Dari informasi yang dihimpun pesan suara terkait beredarnya penculikan anak itu beredar luas dan meresahkan masyarakat Mesuji.
Pesan-pesan terkait penculikan anak itu pun di kabarkan terjadi di Kecamatan Mesuji, Mesuji Timur, Tanjung Raya, Simpang Pematang, dan Way Serdang.
Hal ini tentunya membuat orang tua yang mempunyai anak usia dini merasa khawatir dan was-was, apalagi pada saat anak mereka pulang sekolah tiba, tidak ada yang menjemput.

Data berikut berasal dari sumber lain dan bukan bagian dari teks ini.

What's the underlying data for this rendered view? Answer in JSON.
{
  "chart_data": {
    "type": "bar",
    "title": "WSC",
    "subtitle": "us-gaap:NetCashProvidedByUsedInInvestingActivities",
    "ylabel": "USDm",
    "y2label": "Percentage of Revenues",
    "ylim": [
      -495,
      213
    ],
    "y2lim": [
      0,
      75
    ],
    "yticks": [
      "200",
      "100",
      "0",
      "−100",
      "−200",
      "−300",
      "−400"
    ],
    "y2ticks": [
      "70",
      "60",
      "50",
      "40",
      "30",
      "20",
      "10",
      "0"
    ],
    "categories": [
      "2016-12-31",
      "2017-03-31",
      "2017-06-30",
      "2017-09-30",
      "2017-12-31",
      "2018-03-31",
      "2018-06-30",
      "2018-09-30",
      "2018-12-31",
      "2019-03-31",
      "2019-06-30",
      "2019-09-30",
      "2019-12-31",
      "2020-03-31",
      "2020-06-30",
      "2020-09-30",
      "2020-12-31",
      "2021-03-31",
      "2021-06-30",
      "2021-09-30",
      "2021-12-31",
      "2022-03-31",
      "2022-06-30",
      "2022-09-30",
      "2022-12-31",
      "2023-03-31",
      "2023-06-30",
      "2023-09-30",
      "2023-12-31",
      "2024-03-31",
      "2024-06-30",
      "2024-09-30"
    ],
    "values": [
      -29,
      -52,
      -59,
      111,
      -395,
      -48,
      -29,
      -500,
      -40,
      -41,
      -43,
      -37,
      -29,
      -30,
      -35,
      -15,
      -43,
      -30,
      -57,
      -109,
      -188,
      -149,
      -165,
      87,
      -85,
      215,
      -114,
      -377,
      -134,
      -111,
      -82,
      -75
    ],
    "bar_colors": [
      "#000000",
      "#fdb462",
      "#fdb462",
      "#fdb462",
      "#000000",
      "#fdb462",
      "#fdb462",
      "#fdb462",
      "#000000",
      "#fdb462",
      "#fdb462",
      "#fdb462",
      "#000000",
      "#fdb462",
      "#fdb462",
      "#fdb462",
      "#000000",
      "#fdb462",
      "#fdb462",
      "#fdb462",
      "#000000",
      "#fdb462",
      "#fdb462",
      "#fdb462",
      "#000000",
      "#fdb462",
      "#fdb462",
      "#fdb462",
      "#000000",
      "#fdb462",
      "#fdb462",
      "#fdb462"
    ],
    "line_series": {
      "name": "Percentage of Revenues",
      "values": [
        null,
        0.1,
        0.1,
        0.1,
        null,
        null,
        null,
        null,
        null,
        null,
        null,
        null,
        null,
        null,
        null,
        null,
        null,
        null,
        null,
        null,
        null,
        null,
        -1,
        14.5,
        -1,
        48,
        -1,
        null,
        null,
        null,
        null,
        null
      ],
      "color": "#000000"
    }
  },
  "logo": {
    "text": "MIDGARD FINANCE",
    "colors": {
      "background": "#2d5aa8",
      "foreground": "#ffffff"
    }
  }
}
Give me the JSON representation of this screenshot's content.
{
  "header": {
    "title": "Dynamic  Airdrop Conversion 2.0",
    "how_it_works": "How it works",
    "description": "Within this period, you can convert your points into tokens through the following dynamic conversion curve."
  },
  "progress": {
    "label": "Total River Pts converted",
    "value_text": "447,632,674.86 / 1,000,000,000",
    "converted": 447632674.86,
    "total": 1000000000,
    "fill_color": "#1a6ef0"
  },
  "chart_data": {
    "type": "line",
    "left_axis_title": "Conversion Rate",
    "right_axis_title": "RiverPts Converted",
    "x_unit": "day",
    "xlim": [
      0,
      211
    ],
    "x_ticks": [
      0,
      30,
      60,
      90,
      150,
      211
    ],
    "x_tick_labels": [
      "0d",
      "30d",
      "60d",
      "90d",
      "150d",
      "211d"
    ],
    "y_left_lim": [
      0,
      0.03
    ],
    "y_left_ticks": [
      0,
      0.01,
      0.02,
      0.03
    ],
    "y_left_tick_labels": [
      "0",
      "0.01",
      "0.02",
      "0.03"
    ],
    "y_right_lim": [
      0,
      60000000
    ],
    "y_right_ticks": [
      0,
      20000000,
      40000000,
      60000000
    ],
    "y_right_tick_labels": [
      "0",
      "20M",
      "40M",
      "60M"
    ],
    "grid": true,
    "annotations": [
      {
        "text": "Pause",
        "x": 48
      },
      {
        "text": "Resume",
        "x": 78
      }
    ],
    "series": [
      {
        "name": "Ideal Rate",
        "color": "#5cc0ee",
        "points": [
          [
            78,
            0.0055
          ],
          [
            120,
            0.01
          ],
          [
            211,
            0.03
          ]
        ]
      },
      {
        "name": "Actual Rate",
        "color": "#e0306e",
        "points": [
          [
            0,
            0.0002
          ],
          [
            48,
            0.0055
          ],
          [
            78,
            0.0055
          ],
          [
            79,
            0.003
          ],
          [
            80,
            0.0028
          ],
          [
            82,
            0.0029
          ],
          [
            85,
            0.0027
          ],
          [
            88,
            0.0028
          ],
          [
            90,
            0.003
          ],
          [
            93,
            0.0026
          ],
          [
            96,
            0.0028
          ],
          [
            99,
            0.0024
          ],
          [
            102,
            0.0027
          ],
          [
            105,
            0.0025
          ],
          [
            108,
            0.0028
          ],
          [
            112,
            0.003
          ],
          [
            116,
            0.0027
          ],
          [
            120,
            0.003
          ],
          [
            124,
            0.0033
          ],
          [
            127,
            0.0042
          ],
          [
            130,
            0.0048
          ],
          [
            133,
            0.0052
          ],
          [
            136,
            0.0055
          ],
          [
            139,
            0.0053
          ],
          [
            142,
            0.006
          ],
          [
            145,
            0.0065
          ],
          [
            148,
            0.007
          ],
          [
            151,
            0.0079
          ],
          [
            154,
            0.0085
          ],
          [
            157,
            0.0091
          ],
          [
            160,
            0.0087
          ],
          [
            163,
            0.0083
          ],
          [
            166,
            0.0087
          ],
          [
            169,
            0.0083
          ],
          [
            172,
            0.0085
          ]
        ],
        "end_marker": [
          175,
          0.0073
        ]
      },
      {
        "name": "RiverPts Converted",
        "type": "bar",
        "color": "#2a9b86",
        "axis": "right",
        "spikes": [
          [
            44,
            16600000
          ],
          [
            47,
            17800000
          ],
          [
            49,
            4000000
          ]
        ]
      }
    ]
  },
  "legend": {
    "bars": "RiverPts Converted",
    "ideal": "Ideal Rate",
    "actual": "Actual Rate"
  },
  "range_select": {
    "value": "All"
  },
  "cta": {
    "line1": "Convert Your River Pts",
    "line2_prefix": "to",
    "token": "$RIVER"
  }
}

Namun dari kabar itu, Camat Mesuji Amat Rofi’i, memastikan sampai saat ini belum ada yang terjadi di Kecamatan Mesuji ini, tentang kasus penculikan anak yang lagi marak beredar tersebut.
“Untuk sementara terkait dengan penculikan anak, kalau di Kecamatan Mesuji ini belum ada laporannya, namun kita juga tetap menghimbau agar warga peka dengan lingkungan sekitar dan jadikan pelajaran untuk kedepannya agar lebih hati2 dalam mengawasi anak-anak nya,” ungkapnya, Selasa (31/01/2023).
Camat Rofi’i juga meminta agar warga Masyarakat, khususnya di Kecamatan Mesuji tetap tenang dan tidak panik menanggapi kabar yang belum pasti kebenarannya itu,” katanya.
Terpisah, Brigpol Endi Hendri, selaku Bhabinkamtibmas Desa Sidomulyo dan juga Wiralaga Mulya, mewakili Kasubsektor Mesuji mengatakan untuk penyebar hoax menurutnya, Ia akan tindak tegas dan akan dipidanakan.
“Untuk yang menyebar hoax apabila terbukti ini bisa kita tindak dengan UU ITE, jadi masyarakat jangan mudah menyebarkan sebuah berita yang belum jelas asal usul beritanya yang malah membuat gaduh,” tutupnya.